Slashdot Mirror


SHA-1 Collisions for Meaningful Messages

mrogers writes "Following on the heels of last year's collision search attack against SHA-1, researchers at the Crypto 2006 conference have announced a new attack that allows the attacker to choose part of the colliding messages. "Using the new method, it is possible, for example, to produce two HTML documents with a long nonsense part after the closing </html> tag, which, despite slight differences in the HTML part, thanks to the adapted appendage have the same hash value." A similar attack against MD5 was announced last year."

3 of 128 comments (clear)

  1. This is a big deal by gweihir · · Score: 4, Insightful

    One thing is that cryptographic hash functions should be easier to make secure than ciphers. At leaste that is what many cryptogtaphers thought. The other is that up to now you could rely on SHA-1 to be collision resistant, no matter what. The argument that you have a large part of the message being "garbage" does not give any real security. Many, many applications can still be attacked, and they need not even be broken for that.

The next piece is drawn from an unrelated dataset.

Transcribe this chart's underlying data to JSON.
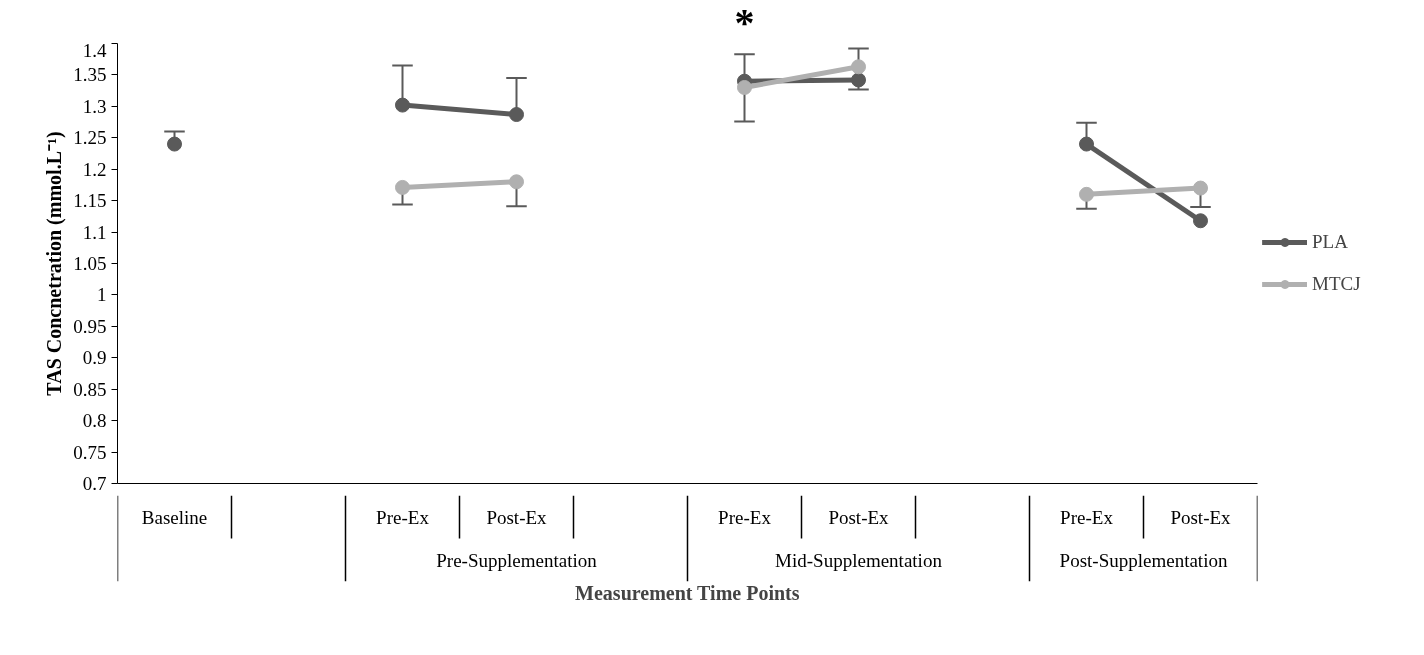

    While expected since last year, selecting and using crypto-hashes just got a lot more difficult and error prone.

    --
    Most ACs are not even worth the keystrokes to insult them. Be generically insulted by this and ignored otherwise.
  2. Re:Not like if it was AES by shokk · · Score: 3, Insightful

    The problem is that your old keys and the messages they encrypted are available for cracking now and forever. Most people only encrypt important messages, which are easy to look for in a mailbox, and at a later time could be easy to crack. There's probably even a good change the data in that mail could still be important.

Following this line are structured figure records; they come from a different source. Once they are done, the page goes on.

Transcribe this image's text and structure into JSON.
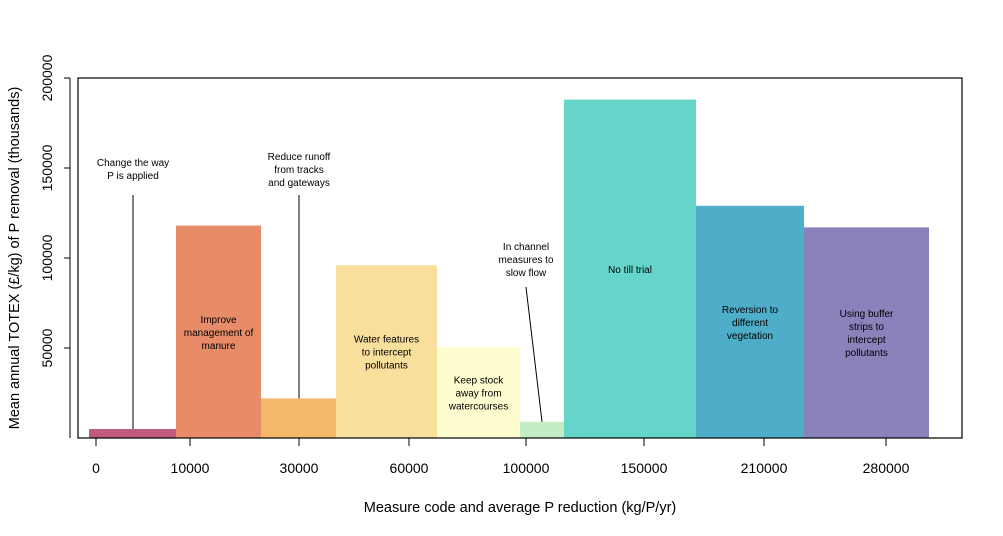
{
  "chart_data": {
    "type": "bar",
    "variable_width": true,
    "title": "",
    "xlabel": "Measure code and average P reduction (kg/P/yr)",
    "ylabel": "Mean annual TOTEX (£/kg) of P removal (thousands)",
    "ylim": [
      0,
      200000
    ],
    "yticks": [
      "50000",
      "100000",
      "150000",
      "200000"
    ],
    "ytick_values": [
      50000,
      100000,
      150000,
      200000
    ],
    "xticks": [
      "0",
      "10000",
      "30000",
      "60000",
      "100000",
      "150000",
      "210000",
      "280000"
    ],
    "grid": false,
    "legend": "none",
    "bars": [
      {
        "label": "Change the way P is applied",
        "label_lines": [
          "Change the way",
          "P is applied"
        ],
        "value": 5000,
        "width_units": 87,
        "color": "#bf5b7e",
        "label_mode": "callout"
      },
      {
        "label": "Improve management of manure",
        "label_lines": [
          "Improve",
          "management of",
          "manure"
        ],
        "value": 118000,
        "width_units": 85,
        "color": "#e78b69",
        "label_mode": "inside"
      },
      {
        "label": "Reduce runoff from tracks and gateways",
        "label_lines": [
          "Reduce runoff",
          "from tracks",
          "and gateways"
        ],
        "value": 22000,
        "width_units": 75,
        "color": "#f5b86b",
        "label_mode": "callout"
      },
      {
        "label": "Water features to intercept pollutants",
        "label_lines": [
          "Water features",
          "to intercept",
          "pollutants"
        ],
        "value": 96000,
        "width_units": 101,
        "color": "#f9df9c",
        "label_mode": "inside"
      },
      {
        "label": "Keep stock away from watercourses",
        "label_lines": [
          "Keep stock",
          "away from",
          "watercourses"
        ],
        "value": 50500,
        "width_units": 83,
        "color": "#fefdcf",
        "label_mode": "inside"
      },
      {
        "label": "In channel measures to slow flow",
        "label_lines": [
          "In channel",
          "measures to",
          "slow flow"
        ],
        "value": 9000,
        "width_units": 44,
        "color": "#c4edc4",
        "label_mode": "callout"
      },
      {
        "label": "No till trial",
        "label_lines": [
          "No till trial"
        ],
        "value": 188000,
        "width_units": 132,
        "color": "#66d5c9",
        "label_mode": "inside"
      },
      {
        "label": "Reversion to different vegetation",
        "label_lines": [
          "Reversion to",
          "different",
          "vegetation"
        ],
        "value": 129000,
        "width_units": 108,
        "color": "#4eaec9",
        "label_mode": "inside"
      },
      {
        "label": "Using buffer strips to intercept pollutants",
        "label_lines": [
          "Using buffer",
          "strips to",
          "intercept",
          "pollutants"
        ],
        "value": 117000,
        "width_units": 125,
        "color": "#8a82ba",
        "label_mode": "inside"
      }
    ]
  }
}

    Now, if all emails were encrypted, it would be harder to immediately see what messages in a mailbox deserve your attention. But then at a later date CPU speed may make that a negligible difference.

    --
    "Beware of he who would deny you access to information, for in his heart, he dreams himself your master."
  3. easy tiger... by Anonymous Coward · · Score: 3, Insightful

    I think the key point is this:

    No SHA1 collisions have ever been published

    whether or not they have been found is a different matter entirely.